El resto, el largo fragmento de sus memorias, es una fascinante descripción de las casas en las que Lampedusa vivió de niño, y siguió viviendo hasta que las bombas de la Segunda Guerra Mundial redujeron a escombros su palacio palermitano. Quedó en pie la casa de Montechiara, donde il signore di Milano rodó su espléndida lectura de El Gatopardo. Las descripciones de casas están entre mis temas literarios favoritos, sobre todo si son tan grandes y complicadas, tan llenas de alcobas y de pasadizos, tan profusamente decoradas de frescos y volutas, papeles sobredorados y fondos de colores regios, del verde Nilo a la púrpura cardenalicia; casas con caballerizas e iglesias privadas, llenas de santos barrocos, e incluso un teatro como Dios manda donde actúan cómicos de la legua y por una de cuyas puertas laterales entra de balde el pueblo entero y saluda a la familia, que sonríe condescendiente desde su palco principal. A los lectores de El Gatopardo (o a quien haya disfrutado con la prosa de D’Annunzio) estas cosas nos hacen gracia, por más que sean tan incorrectas y tan ancient régime, o quizá por algo que dice el autor (p. 48) y que se ha convertido en cita inexcusable, no tanto como la de que todo ha de cambiar, pero casi. «No sé», dice Lampedusa, «si con esto he logrado sugerir que yo era un niño que amaba la soledad, que prefería la compañía de las cosas más que de las personas», lo que explica que su vida en la casa de Santa Margherita, a donde la familia iba en un viaje interminable de aldeas inmundas y trochas polvorientas, fuera «ideal» para ese niño. Lo comprendo. De mis largas lecturas barojianas conservo un especial recuerdo de su afición a las descripciones de casas, no tan palaciegas ni ostentosas, más sobrias y destartaladas, pero con esos recovecos que siguen siendo el gran placer del niño poco sociable. Las casas y los jardines, porque el suntuoso jardín de Santa Margherita, con sus tritones y sus estatuas musgosas y desnarigadas (todo lo que después aparecerá en El Gatopardo) también me recordaba a la que quizá sea la más larga y detallada descripción de un jardín que yo he leído, la de Baroja en El laberinto de las sirenas, obra que no creo que leyera Lampedusa, aunque las dos comparten ese amor por la simbología de los arriates, las veredas laberínticas o ese desparrame romántico en el que, como dice aquí Lampedusa, es más sugerente el olor de las múltiples fragancias voluptuosas que la visión de los arbustos asalvajados.

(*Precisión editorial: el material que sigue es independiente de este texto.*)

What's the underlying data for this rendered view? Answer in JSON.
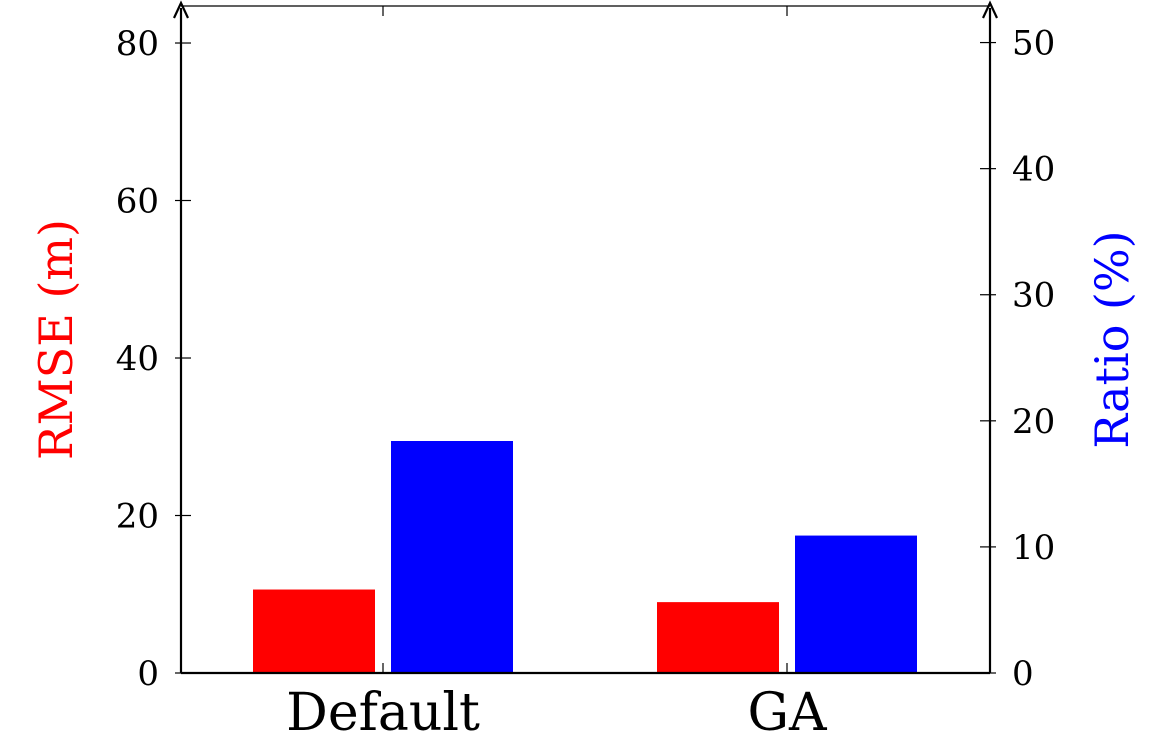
{
  "chart_data": {
    "type": "bar",
    "categories": [
      "Default",
      "GA"
    ],
    "series": [
      {
        "axis": "left",
        "color": "#ff0000",
        "values": [
          10.6,
          9.0
        ]
      },
      {
        "axis": "right",
        "color": "#0000ff",
        "values": [
          18.4,
          10.9
        ]
      }
    ],
    "ylabel_left": "RMSE (m)",
    "ylabel_right": "Ratio (%)",
    "ylim_left": [
      0,
      84.7
    ],
    "ylim_right": [
      0,
      52.9
    ],
    "yticks_left": [
      0,
      20,
      40,
      60,
      80
    ],
    "yticks_right": [
      0,
      10,
      20,
      30,
      40,
      50
    ],
    "left_label_color": "#ff0000",
    "right_label_color": "#0000ff",
    "grid": false,
    "legend": "none"
  }
}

Huelga decir que la lectura de estos Relatos me ha llevado con andares de sonámbulo hasta mi vieja edición de El Gatopardo, que volveremos a leer, cómo no. En la penumbra moderadamente fresca de unas tardes tan espantosas hay que refugiarse en esta clase de placeres.
Giuseppe Tomasi di Lampedusa, Relatos, ed. Nocoletta Polo y Gioacchino Lanza Tomasi, Anagrama, 2020, 171 p.